~A Court for Owls~
“And thorns shall come up in her palaces, nettles and brambles in the fortresses thereof:
and it shall be an habitation of dragons, and a court for owls…and the satyr shall cry to his fellow…”
~Isaiah 34:13, 14
Dear Members and Friends,
I would take a misty woodland trail over an abandoned factory any day. Well…almost any day. Just every once in a while, when I don’t have time for a long trek in the woods, I turn to a pastime known as “urban exploring.” That’s to say, I seek out abandoned buildings and poke around in them. I know, I know. It’s dangerous and potentially illegal. But believe me; I’ve researched Pennsylvania’s laws on trespassing, and I never break them! And as for the dangerous part, well, you’re right. It’s not a hobby for the careless. Leaking roofs can mean rotted out floors and the risk of a nasty drop into the dark nether-reaches of an old cellar. And there is a real possibility of coming across living creatures in derelict buildings—many of them best avoided. But a part of me feels a little bit heroic when I venture into a historic structure and document its architecture before it passes beyond reach. I keep a record of all the old buildings I visit, with photos, and I consider it a kind of archeology—except without having to recall any of my Hebrew….

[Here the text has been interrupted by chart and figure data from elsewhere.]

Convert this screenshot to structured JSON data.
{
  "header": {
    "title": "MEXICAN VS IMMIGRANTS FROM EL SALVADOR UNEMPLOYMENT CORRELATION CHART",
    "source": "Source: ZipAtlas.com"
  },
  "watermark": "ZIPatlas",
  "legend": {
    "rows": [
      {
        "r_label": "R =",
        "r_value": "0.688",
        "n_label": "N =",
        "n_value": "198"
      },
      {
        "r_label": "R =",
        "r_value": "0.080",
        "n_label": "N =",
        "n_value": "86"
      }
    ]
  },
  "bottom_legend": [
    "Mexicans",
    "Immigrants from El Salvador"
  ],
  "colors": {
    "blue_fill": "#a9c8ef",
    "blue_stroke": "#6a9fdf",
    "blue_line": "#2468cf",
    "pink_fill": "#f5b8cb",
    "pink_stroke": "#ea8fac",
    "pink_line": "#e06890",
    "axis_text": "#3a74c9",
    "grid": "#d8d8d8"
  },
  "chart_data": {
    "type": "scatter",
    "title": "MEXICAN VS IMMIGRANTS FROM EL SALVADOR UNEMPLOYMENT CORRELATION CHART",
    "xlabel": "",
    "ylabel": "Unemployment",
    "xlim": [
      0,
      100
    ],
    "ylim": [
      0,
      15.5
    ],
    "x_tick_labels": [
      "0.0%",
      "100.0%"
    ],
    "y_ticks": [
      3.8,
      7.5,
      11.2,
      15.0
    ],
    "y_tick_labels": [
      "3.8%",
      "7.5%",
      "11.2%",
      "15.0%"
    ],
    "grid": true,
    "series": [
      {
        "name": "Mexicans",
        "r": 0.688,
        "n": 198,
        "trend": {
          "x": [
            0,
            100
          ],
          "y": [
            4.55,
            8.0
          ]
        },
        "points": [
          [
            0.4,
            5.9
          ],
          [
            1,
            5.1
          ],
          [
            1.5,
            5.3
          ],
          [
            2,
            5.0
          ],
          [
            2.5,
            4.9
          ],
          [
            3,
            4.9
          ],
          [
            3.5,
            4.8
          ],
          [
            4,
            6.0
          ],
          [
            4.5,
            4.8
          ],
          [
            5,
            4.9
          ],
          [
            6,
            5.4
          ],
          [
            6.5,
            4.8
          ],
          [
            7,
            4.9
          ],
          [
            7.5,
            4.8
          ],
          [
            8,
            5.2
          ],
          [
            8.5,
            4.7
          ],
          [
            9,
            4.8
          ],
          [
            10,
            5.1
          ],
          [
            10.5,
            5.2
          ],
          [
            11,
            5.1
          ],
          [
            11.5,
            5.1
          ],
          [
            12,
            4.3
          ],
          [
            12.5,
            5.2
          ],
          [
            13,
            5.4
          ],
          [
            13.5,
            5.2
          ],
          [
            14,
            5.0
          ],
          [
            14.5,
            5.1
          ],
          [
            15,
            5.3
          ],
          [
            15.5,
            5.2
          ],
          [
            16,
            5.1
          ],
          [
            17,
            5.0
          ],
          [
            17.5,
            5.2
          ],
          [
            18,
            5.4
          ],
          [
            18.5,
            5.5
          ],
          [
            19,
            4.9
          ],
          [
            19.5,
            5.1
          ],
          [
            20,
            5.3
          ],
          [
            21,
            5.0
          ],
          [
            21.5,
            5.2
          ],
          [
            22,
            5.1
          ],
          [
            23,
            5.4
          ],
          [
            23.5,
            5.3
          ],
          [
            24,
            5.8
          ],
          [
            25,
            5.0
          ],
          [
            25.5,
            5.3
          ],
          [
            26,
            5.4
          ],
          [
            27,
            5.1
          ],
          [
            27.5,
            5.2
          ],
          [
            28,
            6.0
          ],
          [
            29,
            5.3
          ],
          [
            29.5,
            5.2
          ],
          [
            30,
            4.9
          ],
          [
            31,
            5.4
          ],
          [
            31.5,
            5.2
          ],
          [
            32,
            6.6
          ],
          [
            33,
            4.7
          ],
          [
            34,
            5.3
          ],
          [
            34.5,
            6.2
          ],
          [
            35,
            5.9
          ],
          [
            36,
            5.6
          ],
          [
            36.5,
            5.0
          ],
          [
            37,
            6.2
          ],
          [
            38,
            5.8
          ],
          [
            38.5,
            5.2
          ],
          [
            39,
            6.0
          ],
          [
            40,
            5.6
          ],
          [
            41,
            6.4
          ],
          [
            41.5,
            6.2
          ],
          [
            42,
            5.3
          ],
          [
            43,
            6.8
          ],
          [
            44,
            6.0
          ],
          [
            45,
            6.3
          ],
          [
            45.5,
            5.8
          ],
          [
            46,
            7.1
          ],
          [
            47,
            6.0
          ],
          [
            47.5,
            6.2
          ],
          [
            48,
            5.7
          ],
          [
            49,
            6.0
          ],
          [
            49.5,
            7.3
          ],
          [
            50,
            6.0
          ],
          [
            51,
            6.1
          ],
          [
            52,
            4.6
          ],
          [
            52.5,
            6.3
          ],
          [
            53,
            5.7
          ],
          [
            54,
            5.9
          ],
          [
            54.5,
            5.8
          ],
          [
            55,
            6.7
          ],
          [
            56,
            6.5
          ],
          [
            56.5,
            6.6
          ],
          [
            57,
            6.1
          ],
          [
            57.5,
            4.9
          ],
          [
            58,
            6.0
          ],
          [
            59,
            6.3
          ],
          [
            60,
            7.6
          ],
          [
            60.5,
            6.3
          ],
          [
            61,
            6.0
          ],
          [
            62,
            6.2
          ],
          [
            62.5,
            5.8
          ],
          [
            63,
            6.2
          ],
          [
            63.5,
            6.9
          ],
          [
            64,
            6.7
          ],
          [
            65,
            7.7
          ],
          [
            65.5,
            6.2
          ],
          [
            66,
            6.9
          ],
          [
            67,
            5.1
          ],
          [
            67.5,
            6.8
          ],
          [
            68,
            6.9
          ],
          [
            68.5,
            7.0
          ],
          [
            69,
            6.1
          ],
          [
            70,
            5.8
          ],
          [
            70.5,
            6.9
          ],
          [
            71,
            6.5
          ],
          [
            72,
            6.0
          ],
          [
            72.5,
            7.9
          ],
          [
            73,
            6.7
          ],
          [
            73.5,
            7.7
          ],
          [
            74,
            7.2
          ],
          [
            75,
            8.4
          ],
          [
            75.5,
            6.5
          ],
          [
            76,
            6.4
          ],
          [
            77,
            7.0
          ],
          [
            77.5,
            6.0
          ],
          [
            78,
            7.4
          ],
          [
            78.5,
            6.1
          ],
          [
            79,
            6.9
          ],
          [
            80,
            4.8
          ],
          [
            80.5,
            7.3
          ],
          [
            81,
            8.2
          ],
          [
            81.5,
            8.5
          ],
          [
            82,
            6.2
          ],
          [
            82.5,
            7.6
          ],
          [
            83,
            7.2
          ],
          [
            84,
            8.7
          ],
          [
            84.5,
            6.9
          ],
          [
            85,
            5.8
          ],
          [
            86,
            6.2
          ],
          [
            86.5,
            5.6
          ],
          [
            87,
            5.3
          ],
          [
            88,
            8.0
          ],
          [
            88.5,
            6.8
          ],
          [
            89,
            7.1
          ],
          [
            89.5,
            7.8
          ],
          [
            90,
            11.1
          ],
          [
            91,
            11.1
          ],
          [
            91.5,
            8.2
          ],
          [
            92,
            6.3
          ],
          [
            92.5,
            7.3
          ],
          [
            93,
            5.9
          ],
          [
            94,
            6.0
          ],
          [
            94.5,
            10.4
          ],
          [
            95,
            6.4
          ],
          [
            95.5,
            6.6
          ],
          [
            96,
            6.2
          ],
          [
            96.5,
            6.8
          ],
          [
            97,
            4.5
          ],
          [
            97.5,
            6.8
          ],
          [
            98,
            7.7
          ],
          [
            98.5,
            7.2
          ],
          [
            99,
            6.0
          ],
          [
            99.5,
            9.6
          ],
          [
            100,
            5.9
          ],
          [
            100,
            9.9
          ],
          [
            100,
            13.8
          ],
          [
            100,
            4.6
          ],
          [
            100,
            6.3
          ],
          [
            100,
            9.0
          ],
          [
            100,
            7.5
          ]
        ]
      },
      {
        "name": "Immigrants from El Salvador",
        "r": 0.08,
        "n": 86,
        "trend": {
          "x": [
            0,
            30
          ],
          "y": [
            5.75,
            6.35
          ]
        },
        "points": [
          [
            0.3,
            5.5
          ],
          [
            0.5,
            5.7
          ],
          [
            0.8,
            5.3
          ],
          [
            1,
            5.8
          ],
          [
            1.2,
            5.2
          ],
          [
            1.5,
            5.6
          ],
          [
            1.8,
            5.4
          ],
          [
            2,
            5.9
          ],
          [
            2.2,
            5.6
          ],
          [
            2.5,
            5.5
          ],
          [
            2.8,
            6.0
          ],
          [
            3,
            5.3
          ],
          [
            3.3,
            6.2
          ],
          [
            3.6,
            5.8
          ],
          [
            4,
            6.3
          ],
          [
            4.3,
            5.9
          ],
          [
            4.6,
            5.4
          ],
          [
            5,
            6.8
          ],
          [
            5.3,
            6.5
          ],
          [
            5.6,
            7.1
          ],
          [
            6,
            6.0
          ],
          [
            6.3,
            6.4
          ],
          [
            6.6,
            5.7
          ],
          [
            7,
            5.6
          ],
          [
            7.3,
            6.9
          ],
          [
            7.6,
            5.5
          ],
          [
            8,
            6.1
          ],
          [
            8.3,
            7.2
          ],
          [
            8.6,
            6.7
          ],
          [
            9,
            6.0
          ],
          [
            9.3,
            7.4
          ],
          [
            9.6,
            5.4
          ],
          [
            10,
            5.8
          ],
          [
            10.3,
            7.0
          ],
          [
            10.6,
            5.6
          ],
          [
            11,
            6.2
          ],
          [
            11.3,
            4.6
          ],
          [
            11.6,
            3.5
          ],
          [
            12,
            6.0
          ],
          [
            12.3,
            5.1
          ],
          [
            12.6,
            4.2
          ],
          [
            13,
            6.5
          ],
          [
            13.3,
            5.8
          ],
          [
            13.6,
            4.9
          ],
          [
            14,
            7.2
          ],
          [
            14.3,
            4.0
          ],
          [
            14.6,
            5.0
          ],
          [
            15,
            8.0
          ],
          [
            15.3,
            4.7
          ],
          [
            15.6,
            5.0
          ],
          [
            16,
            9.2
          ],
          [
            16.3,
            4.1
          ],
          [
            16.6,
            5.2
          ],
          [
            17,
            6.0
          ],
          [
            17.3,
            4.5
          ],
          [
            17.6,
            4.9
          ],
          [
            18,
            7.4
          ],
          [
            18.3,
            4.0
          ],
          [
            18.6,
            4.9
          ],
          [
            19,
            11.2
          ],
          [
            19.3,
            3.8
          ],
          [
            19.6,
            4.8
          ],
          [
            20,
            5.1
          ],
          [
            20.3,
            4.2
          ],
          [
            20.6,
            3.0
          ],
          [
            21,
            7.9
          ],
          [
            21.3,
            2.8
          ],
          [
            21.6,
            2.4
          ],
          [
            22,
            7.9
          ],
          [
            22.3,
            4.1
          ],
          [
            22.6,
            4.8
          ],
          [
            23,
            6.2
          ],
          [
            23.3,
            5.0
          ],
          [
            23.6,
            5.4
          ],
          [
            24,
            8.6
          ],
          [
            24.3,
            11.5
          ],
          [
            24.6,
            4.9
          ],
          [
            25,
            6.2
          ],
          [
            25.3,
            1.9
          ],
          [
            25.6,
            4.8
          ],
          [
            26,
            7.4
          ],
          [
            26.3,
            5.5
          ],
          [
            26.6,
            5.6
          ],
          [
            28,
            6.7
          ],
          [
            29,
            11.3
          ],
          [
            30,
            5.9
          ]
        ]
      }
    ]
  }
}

Such was the case recently when a friend and I paid a visit to an old church…that shall remain nameless. Actually, the church is nameless. I only figured out some of its story from a few telltale signs: a date etched in the cornerstone told me how old it was. A large, ceremonial tub—just big enough to dunk an adult—told me what kind of church it had been. The lavishly ornate sanctuary told me what kind of people worshiped there: professional people, movers and shakers, philanthropic types.
But nowadays, homeless squatters clearly occupy the old fellowship hall by night. All the arched stained glass windows had long since been shattered by vandals. A domed skylight was gone. Paint was peeling from intricate scrollwork in the ceilings and walls. When we came across the remains of a certain woodland creature, we fled the building right away, for fear of rabid beasties. And yet, it was a marvelous church in its day. I know of large towns on the Plains that boast not a single building as lovely as this old ruin once was. If chance had landed that church in Amarillo, it would be the grandest cathedral in town. But sadly, the beauty and historicity of a building aren’t enough to guarantee its survival here in the Pittsburgh area. So much of our history is lost year by year, as our “built environment,” our regional heritage, returns to the elements.
Before hightailing it back to the car, I paused a little wistfully in that cavernous old sanctuary. I felt the need to honor the unseen lives, the “cloud of witnesses,” that had brought their stories into that holy place. How many tearful or grateful prayers were whispered here—forgotten now by everyone except the One to whom they were addressed? How many people marked their life’s transitions here: the happy, nervous wedding days; the baptisms, sopping wet in yonder tub; the desperately sad goodbyes with coffins and chrysanthemums? How did the music once resound from the pipe organ, rattling the windows and stirring the soul? How many tears were held back or allowed to flow in this very room, now wasted? My heart ached for the stories these crumbling walls would never tell. The promise at the end of the book—the promise at the end of time—is, “Behold, I make all things new.” But which thing will be made new in this dismal place: the glorious house of prayer, the pristine forest that it replaced, or the primeval swamps that existed before that?
There are places in our lives that are made sacred by the events that occur in them, the thoughts we think in them, the emotions we feel in them, the people we become in them. There are places in our lives that cause us to be better than we would be without them. And those places are worthy of our reverence and care. They’re worthy of our frequent visits and our loving attention. What are some of your life’s holy places? I hope one of them is right here at Bower Hill Church.